Easily Clone your Delta Lake for Testing, Sharing, and ML Reproducibility
September 15, 2020 in Engineering Blog
An efficient way to make copies of large datasets for testing, sharing and reproducing ML experiments
We are excited to introduce a new capability in Databricks Delta Lake - table cloning. Creating copies of tables in a data lake or data warehouse has several practical uses. However, given the volume of data in tables in a data lake and the rate of its growth, making physical copies of tables is an expensive operation. Databricks Delta Lake now makes the process simpler and cost-effective with the help of table clones.
Get an early preview of O'Reilly's new ebook for the step-by-step guidance you need to start using Delta Lake.
What are clones anyway?
Clones are replicas of a source table at a given point in time. They have the same metadata as the source table: same schema, constraints, column descriptions, statistics, and partitioning. However, they behave as a separate table with a separate lineage or history. Any changes made to clones only affect the clone and not the source. Any changes that happen to the source during or after the cloning process also do not get reflected in the clone due to Snapshot Isolation. In Databricks Delta Lake we have two types of clones: shallow or deep.
A shallow (also known as Zero-Copy) clone only duplicates the metadata of the table being cloned; the data files of the table itself are not copied. This type of cloning does not create another physical copy of the data resulting in minimal storage costs. Shallow clones are inexpensive and can be extremely fast to create. These clones are not self-contained and depend on the source from which they were cloned as the source of data. If the files in the source that the clone depends on are removed, for example with VACUUM, a shallow clone may become unusable. Therefore, shallow clones are typically used for short-lived use cases such as testing and experimentation.
Shallow clones are great for short-lived use cases, but some scenarios require a separate and independent copy of the table’s data. A deep clone makes a full copy of the metadata and data files of the table being cloned. In that sense it is similar in functionality to copying with a CTAS command (CREATE TABLE.. AS… SELECT...). But it is simpler to specify since it makes a faithful copy of the original table at the specified version and you don’t need to re-specify partitioning, constraints and other information as you have to do with CTAS. In addition, it is much faster, robust, and can work in an incremental manner against failures!

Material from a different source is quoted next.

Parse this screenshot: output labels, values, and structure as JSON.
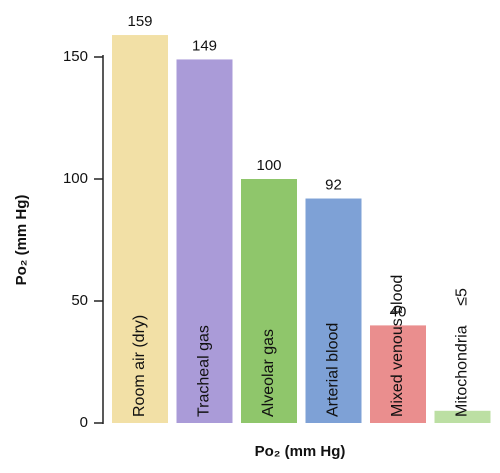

With deep clones, we copy additional metadata, such as your streaming application transactions and COPY INTO transactions, so you can continue your ETL applications exactly where it left off on a deep clone!
Where do clones help?
Sometimes I wish I had a clone to help with my chores or magic tricks. However, we’re not talking about human clones here. There are many scenarios where you need a copy of your datasets - for exploring, sharing, or testing ML models or analytical queries. Below are some example customer use cases.

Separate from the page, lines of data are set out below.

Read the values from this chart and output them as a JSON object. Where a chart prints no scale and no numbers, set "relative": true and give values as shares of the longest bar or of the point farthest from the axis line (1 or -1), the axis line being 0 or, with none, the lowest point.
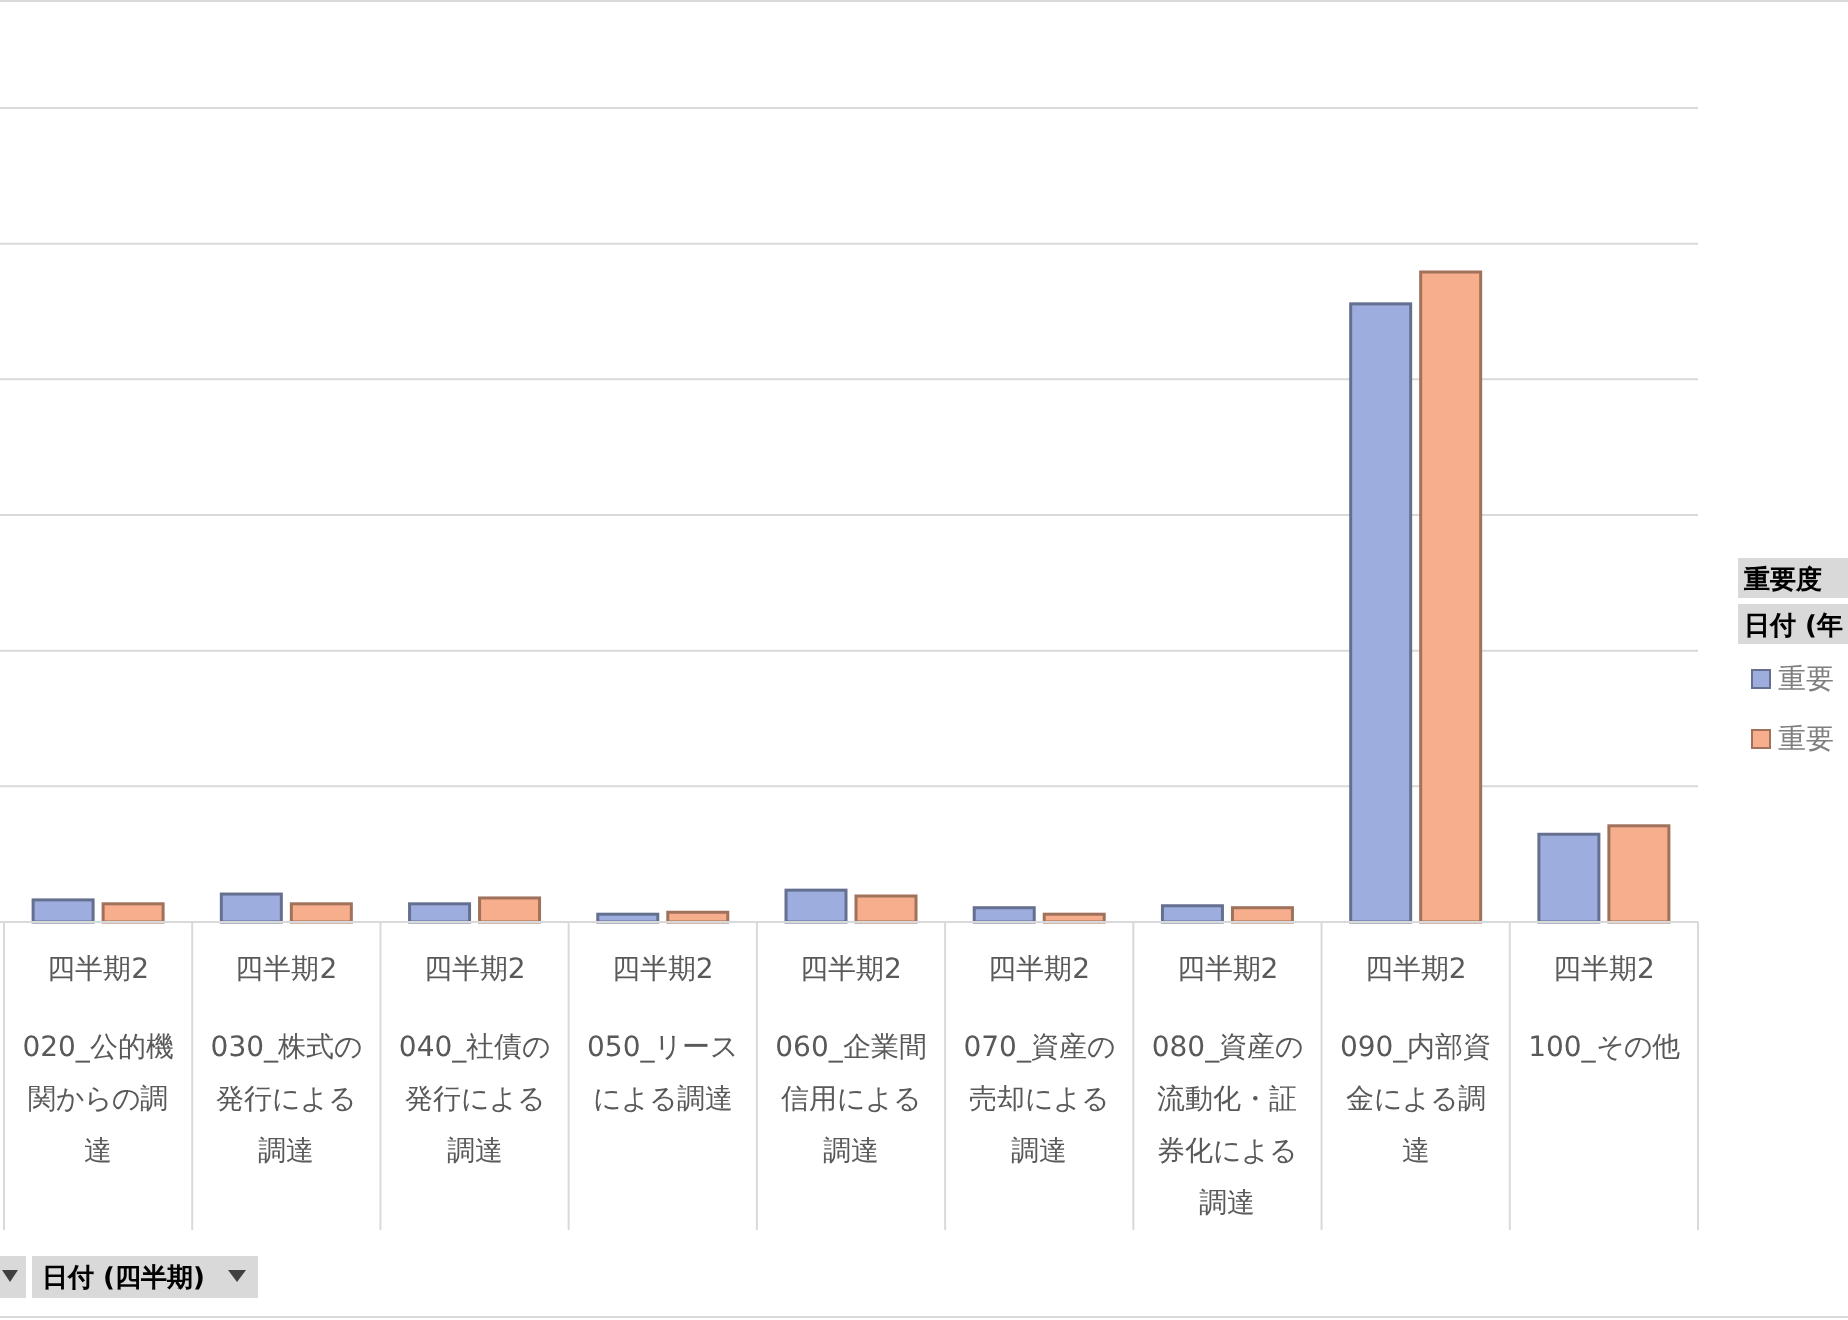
{
  "chart_data": {
    "type": "bar",
    "relative": true,
    "grid": "y",
    "legend": "right",
    "legend_title": "重要度",
    "categories": [
      "020_公的機関からの調達",
      "030_株式の発行による調達",
      "040_社債の発行による調達",
      "050_リースによる調達",
      "060_企業間信用による調達",
      "070_資産の売却による調達",
      "080_資産の流動化・証券化による調達",
      "090_内部資金による調達",
      "100_その他"
    ],
    "series": [
      {
        "name": "重要",
        "color": "#9cadde",
        "values": [
          0.034,
          0.043,
          0.028,
          0.012,
          0.049,
          0.022,
          0.025,
          0.951,
          0.135
        ]
      },
      {
        "name": "重要",
        "color": "#f6ae8c",
        "values": [
          0.028,
          0.028,
          0.037,
          0.015,
          0.04,
          0.012,
          0.022,
          1,
          0.148
        ]
      }
    ],
    "annotations": [
      "四半期2",
      "四半期2",
      "四半期2",
      "四半期2",
      "四半期2",
      "四半期2",
      "四半期2",
      "四半期2",
      "四半期2",
      "日付 (年",
      "日付 (四半期)"
    ]
  }
}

Testing and experimentation with a production table
When users need to test a new version of their data pipeline they often have to rely on sample test datasets which are not representative of all the data in their production environment. Data teams may also want to experiment with various indexing techniques to improve performance of queries against massive tables. These experiments and tests cannot be carried out in a production environment without risking production data processes and affecting users.
It can take many hours or even days, to spin up copies of your production tables for a test or a development environment. Add to that, the extra storage costs for your development environment to hold all the duplicated data - there is a large overhead in setting a test environment reflective of the production data. With a shallow clone, this is trivial:
-- SQL CREATE TABLE delta.`/some/test/location` SHALLOW CLONE prod.events # Python DeltaTable.forName(spark, "prod.events").clone("/some/test/location", isShallow=True) // Scala DeltaTable.forName(spark, "prod.events").clone("/some/test/location", isShallow=true)
After creating a shallow clone of your table in a matter of seconds, you can start running a copy of your pipeline to test out your new code, or try optimizing your table in different dimensions to see how you can improve your query performance, and much much more. These changes will only affect your shallow clone, not your original table.
Staging major changes to a production table
Sometimes, you may need to perform some major changes to your production table. These changes may consist of many steps, and you don’t want other users to see the changes which you’re making until you’re done with all of your work. A shallow clone can help you out here:
-- SQL CREATE TABLE temp.staged_changes SHALLOW CLONE prod.events; DELETE FROM temp.staged_changes WHERE event_id is null; UPDATE temp.staged_changes SET change_date = current_date() WHERE change_date is null; ... -- Perform your verifications
Once you’re happy with the results, you have two options. If no other change has been made to your source table, you can replace your source table with the clone. If changes have been made to your source table, you can merge the changes into your source table.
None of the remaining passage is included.